Despite his lofty rankings in the most notable statistics for NFL pass catchers, Carter has yet to earn induction into the Hall of Fame and this is his sixth year of eligibility. No wide receivers have been inducted in the past two years, despite other all-time greats Tim Brown and Andre Reed also being finalists in 2012 along with Carter.
Hall of Fame voting in all sports, no matter what the voting process is, usually comes down to a popularity contest. Carter was known to have a big ego and likely had an adversarial relationship with the media, which may have rubbed some people that are now part of the Pro Football Hall of Fame’s selection committee the wrong way. I don’t think any Hall of Fame voter should allow their personal feelings about a player to tilt their vote one way or the other, but it’s a reality of the situation that may have hurt Carter through his first handful of years on the ballot.
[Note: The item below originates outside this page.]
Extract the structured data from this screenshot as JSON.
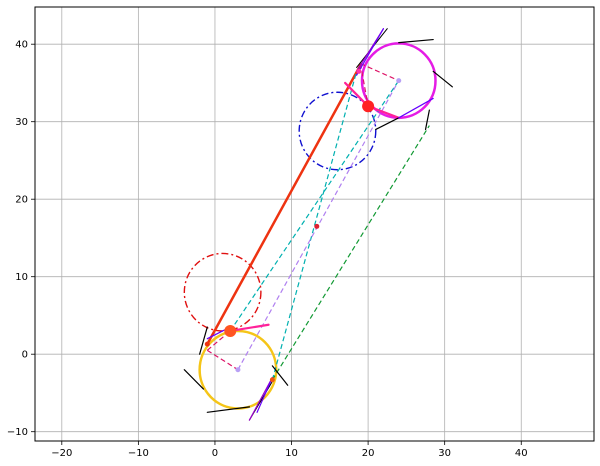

The list of 15 finalists will be narrowed to five, which is the maximum number of modern-era inductees, and the results will be announced from that final list on February 2. Some other notable finalists include Brown, Reed and Jerome Bettis, along with notable first-time eligibles Warren Sapp and Michael Strahan.
If Brown, Reed and Carter essentially split the opinion of voters since they played the same position during the same era, it’s possible all three will be left out again this year. But if only one gets in among them, and I feel all three are deserving and will be inducted at some point, I think it is time for Carter’s wait to be over.